Histogram indexing, also known as jumbled pattern indexing and permutation indexing is one of the important current open problems in pattern matching. It was introduced about 6 years ago and has seen active research since. Yet, to date there is no algorithm that can preprocess a text T in time o(|T|2/polylog|T|) and achieve histogram indexing, even over a binary alphabet, in time independent of the text length. The pattern matching version of this problem has a simple linear-time solution. Blockmass pattern matching problem is a recently introduced problem, motivated by issues in mass-spectrometry. It is also an example of a pattern matching problem that has an efficient, almost linear-time solution but whose indexing version is daunting. However, for fixed finite alphabets, there has been progress made.
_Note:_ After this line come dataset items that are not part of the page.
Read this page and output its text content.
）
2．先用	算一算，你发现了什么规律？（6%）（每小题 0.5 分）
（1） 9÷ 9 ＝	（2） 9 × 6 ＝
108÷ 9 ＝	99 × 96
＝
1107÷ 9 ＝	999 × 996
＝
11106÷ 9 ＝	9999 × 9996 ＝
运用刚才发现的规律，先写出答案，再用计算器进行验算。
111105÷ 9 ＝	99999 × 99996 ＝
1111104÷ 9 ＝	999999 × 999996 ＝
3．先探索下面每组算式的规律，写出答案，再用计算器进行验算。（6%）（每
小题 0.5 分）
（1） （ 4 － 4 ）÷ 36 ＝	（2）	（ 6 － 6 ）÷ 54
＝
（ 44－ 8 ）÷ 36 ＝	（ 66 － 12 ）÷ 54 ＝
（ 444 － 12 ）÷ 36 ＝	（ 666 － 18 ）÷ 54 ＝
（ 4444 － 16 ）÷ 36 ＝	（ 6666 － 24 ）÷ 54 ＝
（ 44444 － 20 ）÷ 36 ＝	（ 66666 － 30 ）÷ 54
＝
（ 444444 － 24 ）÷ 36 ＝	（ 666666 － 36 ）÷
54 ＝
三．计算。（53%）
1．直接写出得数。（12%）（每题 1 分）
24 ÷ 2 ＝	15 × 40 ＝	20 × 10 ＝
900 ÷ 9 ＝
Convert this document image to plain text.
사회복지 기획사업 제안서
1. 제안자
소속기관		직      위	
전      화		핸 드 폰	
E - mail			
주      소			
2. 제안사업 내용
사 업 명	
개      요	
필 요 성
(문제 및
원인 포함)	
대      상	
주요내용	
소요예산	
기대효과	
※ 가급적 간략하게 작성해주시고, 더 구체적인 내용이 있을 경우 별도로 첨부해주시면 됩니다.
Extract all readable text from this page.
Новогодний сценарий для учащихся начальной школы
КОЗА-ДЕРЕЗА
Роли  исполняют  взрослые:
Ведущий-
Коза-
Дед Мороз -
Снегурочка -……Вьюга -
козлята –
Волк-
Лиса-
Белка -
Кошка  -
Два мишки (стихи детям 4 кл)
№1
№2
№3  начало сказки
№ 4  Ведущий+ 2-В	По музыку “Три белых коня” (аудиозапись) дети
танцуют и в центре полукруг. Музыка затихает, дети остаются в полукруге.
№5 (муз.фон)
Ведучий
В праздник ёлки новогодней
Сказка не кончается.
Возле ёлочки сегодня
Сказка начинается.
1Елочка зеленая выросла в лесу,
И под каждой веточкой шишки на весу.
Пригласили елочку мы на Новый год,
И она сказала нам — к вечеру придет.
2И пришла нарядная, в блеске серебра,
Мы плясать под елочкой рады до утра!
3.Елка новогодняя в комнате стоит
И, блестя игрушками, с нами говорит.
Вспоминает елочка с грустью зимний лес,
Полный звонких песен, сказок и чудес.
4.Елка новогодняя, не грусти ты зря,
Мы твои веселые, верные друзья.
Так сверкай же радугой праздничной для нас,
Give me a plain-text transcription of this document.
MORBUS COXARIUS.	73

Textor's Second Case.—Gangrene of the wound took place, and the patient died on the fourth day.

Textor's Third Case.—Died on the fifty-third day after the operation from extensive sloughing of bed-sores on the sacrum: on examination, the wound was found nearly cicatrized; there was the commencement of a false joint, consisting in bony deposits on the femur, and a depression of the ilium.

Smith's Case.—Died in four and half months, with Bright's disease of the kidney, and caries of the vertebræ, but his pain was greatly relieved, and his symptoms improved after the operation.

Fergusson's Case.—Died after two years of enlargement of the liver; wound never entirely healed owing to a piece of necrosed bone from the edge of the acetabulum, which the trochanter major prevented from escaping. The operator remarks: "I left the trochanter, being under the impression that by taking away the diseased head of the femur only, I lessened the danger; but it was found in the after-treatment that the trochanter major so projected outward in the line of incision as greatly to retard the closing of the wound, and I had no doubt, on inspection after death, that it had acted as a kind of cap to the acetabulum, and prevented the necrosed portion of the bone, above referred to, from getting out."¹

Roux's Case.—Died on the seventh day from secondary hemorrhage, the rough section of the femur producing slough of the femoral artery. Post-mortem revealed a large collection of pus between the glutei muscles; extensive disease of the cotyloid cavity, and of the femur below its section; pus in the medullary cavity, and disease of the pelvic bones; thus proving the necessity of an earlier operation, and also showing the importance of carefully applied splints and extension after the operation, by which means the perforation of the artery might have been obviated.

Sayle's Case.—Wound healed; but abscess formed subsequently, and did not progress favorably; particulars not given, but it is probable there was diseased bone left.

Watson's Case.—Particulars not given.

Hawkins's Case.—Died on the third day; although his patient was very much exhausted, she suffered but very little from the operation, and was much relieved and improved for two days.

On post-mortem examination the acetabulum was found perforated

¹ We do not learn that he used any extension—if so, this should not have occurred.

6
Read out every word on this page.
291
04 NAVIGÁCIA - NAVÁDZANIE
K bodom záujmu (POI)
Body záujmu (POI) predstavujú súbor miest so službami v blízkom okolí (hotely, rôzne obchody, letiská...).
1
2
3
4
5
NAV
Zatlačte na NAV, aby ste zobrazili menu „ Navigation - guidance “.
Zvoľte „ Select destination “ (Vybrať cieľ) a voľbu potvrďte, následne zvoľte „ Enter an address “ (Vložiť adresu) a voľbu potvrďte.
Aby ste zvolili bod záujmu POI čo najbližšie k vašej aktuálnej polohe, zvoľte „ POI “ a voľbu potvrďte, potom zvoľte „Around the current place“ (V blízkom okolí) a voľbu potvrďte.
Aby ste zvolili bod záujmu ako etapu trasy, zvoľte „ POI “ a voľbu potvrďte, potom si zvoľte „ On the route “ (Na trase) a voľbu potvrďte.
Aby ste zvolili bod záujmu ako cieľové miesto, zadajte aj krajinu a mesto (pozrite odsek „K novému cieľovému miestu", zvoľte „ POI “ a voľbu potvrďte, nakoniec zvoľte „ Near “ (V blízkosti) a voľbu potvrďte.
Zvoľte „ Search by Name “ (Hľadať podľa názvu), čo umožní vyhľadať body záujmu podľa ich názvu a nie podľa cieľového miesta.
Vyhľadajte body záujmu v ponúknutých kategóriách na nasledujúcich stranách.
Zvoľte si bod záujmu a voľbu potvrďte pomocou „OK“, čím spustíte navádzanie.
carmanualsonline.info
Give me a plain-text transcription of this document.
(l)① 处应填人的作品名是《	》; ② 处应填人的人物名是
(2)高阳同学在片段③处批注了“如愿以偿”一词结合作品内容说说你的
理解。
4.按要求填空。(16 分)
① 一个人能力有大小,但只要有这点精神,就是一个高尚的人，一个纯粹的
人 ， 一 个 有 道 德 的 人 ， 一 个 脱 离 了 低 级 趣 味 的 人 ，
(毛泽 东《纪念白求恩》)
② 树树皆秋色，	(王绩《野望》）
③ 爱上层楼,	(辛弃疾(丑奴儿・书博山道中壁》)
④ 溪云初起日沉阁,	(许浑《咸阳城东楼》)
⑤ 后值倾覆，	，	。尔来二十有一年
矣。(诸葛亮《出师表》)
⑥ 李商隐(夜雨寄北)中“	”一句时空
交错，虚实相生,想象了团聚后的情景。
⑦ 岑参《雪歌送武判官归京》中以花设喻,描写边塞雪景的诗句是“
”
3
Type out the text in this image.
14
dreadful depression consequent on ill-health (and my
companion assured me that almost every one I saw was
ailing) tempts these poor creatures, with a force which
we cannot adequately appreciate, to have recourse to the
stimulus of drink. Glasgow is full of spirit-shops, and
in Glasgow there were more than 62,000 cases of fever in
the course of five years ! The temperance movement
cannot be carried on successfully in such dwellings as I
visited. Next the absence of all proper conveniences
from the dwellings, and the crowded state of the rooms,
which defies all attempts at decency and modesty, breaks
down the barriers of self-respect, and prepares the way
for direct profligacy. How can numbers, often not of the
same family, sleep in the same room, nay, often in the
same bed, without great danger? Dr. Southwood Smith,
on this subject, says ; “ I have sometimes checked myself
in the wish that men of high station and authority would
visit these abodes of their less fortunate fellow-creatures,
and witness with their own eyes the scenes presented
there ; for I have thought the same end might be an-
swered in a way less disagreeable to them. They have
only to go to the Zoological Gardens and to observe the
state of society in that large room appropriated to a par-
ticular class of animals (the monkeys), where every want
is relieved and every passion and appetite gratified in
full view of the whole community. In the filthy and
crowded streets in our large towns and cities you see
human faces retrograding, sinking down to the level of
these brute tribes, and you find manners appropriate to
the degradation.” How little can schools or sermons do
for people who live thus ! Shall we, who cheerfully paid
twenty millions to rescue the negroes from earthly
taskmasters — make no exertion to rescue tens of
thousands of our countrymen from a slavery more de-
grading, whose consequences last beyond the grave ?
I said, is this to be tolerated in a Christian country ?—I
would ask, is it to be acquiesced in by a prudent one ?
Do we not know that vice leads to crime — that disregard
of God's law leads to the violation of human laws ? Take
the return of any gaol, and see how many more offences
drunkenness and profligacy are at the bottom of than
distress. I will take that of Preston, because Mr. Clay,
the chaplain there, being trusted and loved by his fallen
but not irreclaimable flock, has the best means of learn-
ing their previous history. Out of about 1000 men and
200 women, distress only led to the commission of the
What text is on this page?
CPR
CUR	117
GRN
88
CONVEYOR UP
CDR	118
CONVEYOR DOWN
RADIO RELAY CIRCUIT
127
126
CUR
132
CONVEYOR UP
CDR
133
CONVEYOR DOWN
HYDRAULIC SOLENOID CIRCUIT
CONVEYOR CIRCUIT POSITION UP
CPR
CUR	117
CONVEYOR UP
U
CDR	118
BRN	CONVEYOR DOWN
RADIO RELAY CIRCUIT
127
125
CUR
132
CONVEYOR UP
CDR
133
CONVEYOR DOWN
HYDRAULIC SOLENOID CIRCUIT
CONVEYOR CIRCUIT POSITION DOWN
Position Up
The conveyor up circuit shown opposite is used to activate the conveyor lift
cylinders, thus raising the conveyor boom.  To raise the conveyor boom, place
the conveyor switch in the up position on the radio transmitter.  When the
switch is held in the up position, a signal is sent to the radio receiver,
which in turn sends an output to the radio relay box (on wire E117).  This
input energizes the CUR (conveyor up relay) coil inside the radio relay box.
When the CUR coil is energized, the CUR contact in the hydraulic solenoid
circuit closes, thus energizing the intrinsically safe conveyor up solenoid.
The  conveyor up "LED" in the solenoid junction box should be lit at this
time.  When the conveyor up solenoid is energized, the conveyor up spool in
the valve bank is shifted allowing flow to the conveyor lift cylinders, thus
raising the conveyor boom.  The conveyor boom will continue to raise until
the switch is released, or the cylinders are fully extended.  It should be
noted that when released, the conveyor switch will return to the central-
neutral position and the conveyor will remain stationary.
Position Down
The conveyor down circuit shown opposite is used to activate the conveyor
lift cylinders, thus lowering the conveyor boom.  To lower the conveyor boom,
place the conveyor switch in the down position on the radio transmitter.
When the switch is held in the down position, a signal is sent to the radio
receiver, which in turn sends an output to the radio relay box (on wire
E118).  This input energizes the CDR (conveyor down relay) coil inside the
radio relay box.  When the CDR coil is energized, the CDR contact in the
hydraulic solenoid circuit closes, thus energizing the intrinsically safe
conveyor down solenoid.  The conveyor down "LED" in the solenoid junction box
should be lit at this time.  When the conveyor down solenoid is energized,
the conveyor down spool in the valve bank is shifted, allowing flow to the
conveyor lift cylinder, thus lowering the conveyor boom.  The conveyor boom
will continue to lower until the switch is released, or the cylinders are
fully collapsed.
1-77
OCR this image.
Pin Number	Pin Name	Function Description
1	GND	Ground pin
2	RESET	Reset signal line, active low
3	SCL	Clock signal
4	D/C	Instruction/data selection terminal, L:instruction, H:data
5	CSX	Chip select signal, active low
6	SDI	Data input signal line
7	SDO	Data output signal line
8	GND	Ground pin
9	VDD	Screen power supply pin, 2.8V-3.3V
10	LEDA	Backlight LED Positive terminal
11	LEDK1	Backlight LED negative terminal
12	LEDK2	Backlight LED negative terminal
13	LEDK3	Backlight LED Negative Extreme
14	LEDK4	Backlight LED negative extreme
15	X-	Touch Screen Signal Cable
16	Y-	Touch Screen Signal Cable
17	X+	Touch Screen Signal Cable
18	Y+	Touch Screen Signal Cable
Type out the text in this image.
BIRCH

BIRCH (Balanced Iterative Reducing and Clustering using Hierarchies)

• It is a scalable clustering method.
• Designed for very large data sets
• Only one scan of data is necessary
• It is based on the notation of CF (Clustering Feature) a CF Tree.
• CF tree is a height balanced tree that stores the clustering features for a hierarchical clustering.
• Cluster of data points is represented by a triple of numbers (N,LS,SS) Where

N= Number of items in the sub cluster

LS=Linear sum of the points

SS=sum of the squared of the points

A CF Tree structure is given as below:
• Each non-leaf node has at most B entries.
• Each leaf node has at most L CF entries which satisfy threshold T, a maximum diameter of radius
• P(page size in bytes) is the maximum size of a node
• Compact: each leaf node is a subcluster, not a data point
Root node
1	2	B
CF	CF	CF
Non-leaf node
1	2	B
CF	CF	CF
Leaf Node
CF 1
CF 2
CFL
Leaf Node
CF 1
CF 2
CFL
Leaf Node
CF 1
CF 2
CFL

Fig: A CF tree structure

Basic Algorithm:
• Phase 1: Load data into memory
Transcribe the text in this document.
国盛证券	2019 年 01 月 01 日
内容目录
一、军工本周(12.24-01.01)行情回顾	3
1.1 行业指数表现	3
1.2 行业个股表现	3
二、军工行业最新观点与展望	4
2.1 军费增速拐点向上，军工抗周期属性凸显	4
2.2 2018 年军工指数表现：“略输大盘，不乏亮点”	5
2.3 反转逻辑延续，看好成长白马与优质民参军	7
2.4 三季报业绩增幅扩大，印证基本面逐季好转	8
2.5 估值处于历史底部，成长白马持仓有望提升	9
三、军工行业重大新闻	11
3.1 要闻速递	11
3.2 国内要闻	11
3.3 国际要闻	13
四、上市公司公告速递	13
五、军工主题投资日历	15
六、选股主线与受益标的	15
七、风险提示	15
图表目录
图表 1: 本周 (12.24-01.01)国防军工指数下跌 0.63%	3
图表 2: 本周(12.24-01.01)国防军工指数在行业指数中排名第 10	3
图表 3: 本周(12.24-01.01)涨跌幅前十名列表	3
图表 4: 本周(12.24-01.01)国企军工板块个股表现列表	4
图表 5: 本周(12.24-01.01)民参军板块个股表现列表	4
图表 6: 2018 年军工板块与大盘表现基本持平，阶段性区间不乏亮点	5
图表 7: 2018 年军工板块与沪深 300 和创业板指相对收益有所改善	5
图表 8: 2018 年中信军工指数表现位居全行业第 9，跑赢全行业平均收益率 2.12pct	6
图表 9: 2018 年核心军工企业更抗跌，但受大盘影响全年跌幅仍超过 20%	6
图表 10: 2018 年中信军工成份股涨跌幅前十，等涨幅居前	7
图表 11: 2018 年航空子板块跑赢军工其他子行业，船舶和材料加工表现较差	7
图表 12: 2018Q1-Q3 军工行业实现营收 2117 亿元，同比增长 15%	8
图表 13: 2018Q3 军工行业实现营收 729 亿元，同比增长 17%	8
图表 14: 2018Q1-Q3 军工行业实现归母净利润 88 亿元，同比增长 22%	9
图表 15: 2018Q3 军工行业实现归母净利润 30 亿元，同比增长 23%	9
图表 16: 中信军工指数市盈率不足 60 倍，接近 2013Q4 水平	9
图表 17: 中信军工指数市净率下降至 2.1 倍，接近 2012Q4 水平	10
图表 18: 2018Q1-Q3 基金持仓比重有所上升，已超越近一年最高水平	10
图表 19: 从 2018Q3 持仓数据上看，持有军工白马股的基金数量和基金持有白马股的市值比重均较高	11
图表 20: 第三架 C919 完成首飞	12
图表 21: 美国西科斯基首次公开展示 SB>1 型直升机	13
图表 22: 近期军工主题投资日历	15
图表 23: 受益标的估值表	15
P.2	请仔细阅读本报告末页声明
In this paper, a strong connection between the histogram indexing problem and the block-mass pattern indexing problem is shown. The reduction we show between the two problems is amazingly simple. Its value lies in recognizing the connection between these two apparently disparate problems, rather than the complexity of the reduction. In addition, we show that for both these problems, even over unbounded alphabets, there are algorithms that preprocess a text T in time o(|T|2/polylog|T|) and enable answering indexing queries in time polynomial in the query length. The contributions of this paper are twofold: (i) we introduce the idea of allowing a trade-off between the preprocessing time and query time of various indexing problems that have been stumbling blocks in the literature. (ii) We take the first step in introducing a class of indexing problems that, we believe, cannot be pre-processed in time o(|T|2/polylog|T|) and enable linear-time query processing.